Mahnmal zum Mieten
Das Denkmal der grauen Busse in Ravensburg-Weißenau erinnert seit zehn Jahren an die Opfer der Euthanasie
- Es ist weltweit das erste und einzige mobile Mahnmal, das man mieten kann: das Denkmal der grauen Busse in RavensburgWeißenau. Vor zehn Jahren wurde es aufgestellt – zur Erinnerung an die Psychiatrie-Patienten, die 1940 von den Nazis getötet wurden.
Zwei Jahre bevor die „Endlösung der Judenfrage“beschlossen wurde, die im millionenfachen Massenmord in den Gaskammern der Konzentrationslager enden sollte, töteten die Nationalsozialisten 1940 psychisch Kranke und Behinderte, im NS-Jargon sogenanntes „unwertes Leben“.
Die als Euthanasie (Gnadentod) beschönigte Vergasung fand unter anderem in Grafeneck (bei Münsingen) statt. Dorthin wurden 691 Patienten aus der damaligen Heilanstalt Weißenau im Landkreis Ravensburg gebracht.
Thomas Müller ist am Zentrum für Psychiatrie Südwürttemberg Leiter des Forschungsbereichs Geschichte der Medizin. Er weiß, welche Ärzte in Ravensburg und Zwiefalten seinerzeit die Täter waren, die ihre Schutzbefohlenen skrupellos in den Tod schickten. Eine der schlimmsten, Martha Fauser, soll sogar eigenhändig drei Patienten mit Morphium totgespritzt haben. Andere Mediziner und Pflegekräfte glaubten wiederum die offizielle Erklärung: dass die Kranken in eine andere Anstalt verlegt worden seien, wo sie kurze Zeit später angeblich an Krankheiten starben.

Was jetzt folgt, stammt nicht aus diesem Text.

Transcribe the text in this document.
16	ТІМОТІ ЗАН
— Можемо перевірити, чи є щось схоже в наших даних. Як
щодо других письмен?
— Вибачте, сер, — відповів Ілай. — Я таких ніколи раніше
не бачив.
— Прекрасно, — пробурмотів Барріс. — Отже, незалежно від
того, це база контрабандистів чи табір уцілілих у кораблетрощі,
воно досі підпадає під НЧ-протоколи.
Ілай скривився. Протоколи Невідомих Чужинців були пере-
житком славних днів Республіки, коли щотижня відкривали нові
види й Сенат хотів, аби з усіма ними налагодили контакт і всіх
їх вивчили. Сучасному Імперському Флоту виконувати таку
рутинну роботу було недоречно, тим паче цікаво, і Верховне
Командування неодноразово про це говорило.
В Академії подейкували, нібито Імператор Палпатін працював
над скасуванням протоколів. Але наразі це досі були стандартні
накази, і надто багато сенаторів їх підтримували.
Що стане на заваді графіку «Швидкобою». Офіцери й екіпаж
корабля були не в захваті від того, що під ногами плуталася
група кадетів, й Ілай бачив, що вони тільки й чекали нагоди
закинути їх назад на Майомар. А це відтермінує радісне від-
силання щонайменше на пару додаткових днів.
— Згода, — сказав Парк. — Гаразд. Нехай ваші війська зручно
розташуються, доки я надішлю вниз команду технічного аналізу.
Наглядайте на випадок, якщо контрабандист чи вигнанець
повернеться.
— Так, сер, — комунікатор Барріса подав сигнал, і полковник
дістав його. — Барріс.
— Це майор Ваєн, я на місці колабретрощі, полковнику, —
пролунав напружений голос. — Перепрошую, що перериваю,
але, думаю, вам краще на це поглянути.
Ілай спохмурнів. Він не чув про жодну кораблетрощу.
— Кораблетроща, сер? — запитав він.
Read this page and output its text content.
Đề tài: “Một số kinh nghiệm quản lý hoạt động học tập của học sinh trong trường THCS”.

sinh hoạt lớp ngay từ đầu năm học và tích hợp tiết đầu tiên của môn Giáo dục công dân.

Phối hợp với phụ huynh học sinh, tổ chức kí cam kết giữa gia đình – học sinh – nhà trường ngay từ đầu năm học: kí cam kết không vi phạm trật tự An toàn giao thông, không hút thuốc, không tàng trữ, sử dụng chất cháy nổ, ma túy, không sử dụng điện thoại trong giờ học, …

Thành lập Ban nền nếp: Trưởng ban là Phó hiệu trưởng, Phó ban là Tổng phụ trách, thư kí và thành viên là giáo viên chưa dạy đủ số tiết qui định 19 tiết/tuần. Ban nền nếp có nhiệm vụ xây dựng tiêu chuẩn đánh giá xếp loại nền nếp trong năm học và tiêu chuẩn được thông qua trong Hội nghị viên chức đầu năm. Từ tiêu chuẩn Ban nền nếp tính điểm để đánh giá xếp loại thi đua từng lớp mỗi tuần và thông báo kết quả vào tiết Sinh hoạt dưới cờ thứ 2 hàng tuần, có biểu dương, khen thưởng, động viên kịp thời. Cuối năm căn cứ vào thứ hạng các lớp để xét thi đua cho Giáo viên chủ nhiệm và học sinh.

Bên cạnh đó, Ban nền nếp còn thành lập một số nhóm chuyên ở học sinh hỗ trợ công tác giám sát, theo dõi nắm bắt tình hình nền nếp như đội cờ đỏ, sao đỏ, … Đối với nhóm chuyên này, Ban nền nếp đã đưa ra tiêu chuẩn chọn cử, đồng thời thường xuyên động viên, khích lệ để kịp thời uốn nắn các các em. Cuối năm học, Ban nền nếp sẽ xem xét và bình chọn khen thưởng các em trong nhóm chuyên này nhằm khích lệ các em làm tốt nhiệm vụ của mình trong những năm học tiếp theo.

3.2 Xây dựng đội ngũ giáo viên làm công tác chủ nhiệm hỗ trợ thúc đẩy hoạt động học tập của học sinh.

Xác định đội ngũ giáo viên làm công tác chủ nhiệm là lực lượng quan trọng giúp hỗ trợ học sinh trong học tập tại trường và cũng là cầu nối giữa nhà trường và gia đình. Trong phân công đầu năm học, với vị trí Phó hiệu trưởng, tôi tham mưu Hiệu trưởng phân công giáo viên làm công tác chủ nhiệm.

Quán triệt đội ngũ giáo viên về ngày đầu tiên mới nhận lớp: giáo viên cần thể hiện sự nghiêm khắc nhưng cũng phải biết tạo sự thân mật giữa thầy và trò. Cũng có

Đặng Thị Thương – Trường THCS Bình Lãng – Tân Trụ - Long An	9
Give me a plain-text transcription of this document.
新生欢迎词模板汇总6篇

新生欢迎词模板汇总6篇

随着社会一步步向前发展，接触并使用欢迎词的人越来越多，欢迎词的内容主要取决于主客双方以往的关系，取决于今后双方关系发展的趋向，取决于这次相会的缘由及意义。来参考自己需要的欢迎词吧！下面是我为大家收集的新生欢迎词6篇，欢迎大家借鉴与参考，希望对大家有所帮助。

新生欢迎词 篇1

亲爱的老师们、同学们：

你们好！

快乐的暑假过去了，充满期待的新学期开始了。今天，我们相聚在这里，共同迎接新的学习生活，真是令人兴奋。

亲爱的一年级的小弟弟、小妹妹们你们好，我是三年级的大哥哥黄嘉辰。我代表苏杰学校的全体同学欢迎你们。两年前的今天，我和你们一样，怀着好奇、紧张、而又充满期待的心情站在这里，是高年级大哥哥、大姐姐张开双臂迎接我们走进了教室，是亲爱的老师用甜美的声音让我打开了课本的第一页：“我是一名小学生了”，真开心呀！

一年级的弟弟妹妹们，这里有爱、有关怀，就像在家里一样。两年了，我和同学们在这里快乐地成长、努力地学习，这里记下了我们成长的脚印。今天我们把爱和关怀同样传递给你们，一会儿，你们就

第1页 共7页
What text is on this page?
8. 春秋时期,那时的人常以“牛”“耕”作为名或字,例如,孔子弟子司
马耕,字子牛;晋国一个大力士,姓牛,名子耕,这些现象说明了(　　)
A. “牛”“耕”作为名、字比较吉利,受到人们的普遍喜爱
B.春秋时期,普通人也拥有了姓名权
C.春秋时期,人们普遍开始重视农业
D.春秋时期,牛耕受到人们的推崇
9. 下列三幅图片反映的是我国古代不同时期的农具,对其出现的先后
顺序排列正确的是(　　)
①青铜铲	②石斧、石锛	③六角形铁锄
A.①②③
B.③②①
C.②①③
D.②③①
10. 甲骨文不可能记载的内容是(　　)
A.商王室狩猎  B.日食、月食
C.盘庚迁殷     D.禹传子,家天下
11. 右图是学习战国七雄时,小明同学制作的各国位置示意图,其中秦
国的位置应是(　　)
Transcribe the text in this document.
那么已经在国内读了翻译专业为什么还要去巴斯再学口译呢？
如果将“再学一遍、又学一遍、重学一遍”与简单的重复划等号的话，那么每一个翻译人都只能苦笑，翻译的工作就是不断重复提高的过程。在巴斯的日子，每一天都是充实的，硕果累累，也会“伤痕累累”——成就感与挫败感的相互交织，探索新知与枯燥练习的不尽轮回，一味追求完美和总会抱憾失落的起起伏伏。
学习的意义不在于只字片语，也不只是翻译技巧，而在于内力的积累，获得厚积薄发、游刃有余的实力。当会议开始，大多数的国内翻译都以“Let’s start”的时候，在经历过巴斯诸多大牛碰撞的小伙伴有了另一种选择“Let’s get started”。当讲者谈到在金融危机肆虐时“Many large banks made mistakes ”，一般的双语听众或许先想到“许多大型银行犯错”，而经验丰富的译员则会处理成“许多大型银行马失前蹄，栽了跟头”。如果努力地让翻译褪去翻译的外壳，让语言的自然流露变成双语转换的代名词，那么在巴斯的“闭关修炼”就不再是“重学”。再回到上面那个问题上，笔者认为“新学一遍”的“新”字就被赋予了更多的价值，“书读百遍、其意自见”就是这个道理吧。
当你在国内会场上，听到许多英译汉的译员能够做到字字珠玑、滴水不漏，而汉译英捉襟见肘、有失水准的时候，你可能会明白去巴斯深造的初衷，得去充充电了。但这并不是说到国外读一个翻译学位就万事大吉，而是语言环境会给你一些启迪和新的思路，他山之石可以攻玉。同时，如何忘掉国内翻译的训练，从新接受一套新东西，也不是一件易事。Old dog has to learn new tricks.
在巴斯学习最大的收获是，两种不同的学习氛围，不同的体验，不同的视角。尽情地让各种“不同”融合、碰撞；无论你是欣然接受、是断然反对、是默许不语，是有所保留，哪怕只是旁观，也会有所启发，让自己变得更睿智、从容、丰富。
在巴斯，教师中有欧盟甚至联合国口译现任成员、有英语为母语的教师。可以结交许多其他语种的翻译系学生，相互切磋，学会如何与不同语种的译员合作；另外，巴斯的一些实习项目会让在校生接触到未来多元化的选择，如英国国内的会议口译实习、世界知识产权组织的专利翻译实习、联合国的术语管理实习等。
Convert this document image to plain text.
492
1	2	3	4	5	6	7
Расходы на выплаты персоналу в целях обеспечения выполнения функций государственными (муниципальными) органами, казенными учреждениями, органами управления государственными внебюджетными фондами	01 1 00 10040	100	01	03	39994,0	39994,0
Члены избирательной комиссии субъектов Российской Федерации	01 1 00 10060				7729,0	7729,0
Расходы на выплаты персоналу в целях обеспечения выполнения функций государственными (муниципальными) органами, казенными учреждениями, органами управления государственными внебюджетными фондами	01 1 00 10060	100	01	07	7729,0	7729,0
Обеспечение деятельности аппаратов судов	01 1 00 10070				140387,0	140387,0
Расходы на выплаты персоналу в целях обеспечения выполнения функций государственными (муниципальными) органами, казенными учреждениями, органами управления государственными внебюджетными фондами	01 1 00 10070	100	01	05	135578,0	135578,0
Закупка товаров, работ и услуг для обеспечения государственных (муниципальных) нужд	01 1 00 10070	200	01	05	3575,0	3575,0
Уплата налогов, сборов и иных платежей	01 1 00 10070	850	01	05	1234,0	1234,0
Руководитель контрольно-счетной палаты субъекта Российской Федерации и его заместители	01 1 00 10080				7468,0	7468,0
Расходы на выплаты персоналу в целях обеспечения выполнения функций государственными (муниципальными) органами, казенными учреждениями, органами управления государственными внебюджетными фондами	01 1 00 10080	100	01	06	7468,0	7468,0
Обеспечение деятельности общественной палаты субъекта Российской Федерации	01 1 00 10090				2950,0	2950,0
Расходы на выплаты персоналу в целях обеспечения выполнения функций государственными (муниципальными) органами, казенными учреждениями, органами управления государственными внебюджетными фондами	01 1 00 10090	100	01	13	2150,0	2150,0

Das Argument vieler Mitläufer im Nazi-Regime, sie hätten keinen Widerstand geleistet, um nicht selbst an die Wand gestellt zu werden, lässt Müller jedenfalls nicht gelten: „Es gibt nicht einen bekannten Fall, wo ein Arzt, der sich geweigert hat, Patienten zu töten, mit dem Leben dafür bezahlt hätte.“
„Zu lange waren die EuthanasieMorde nur eine Fußnote der Geschichte“, meint auch Andreas Knitz. Zusammen mit dem Kasseler Künstler Horst Hoheisel hat er das Denkmal entworfen. Die Künstler schufen zwei 75 Tonnen schwere Betonbusse, von denen einer an der alten Pforte in Weißenau steht und der andere an verschiedene Städte verliehen wird, die ebenfalls eine unrühmliche NaziVergangenheit haben. Der zweite Bus stand bislang an 16 Stationen, darunter in Stuttgart, Berlin und München, derzeit ist er in Winnenden, ab August in Frankfurt am Main.
Lange ein Tabuthema
Die Resonanz in der Bevölkerung auf das Denkmal ist dabei durchweg positiv. Seit die grauen Busse durch das Land reisen, gingen beim Zentrum für Psychiatrie viel mehr Anrufe von Nachfahren ehemaliger Patienten ein, die geradezu erleichtert seien, endlich über das Thema sprechen zu können, das lange als Tabu galt, erklären die Organisatoren.
Die Idee für das Denkmal bekam Knitz durch seine Mutter, die sich noch an die echten grauen Busse erinnern konnte, die damals mitten durch viele Dörfer fuhren. „Die normale Bevölkerung wusste vielleicht nicht, was passiert. Aber sie wusste, dass was passiert. Jeder hat ja gesehen, dass da Busse fahren mit Menschen drin. Eine alte Frau sagte mir mal: Sie wird das Schreien im Inneren nie vergessen.“
Und was geschah nach dem Krieg mit den Tätern? Martha Fauser saß wegen ihrer Verbrechen 1949 beim Tübinger Grafeneck-Prozess auf der Anklagebank. Ihr Urteil war allerdings milde: anderthalb Jahre Gefängnis, wobei die Untersuchungshaft angerechnet wurde, sie den Gerichtssaal also als freie Frau verlassen konnte. Sie starb 1975 in Ravensburg im Alter von 86 Jahren.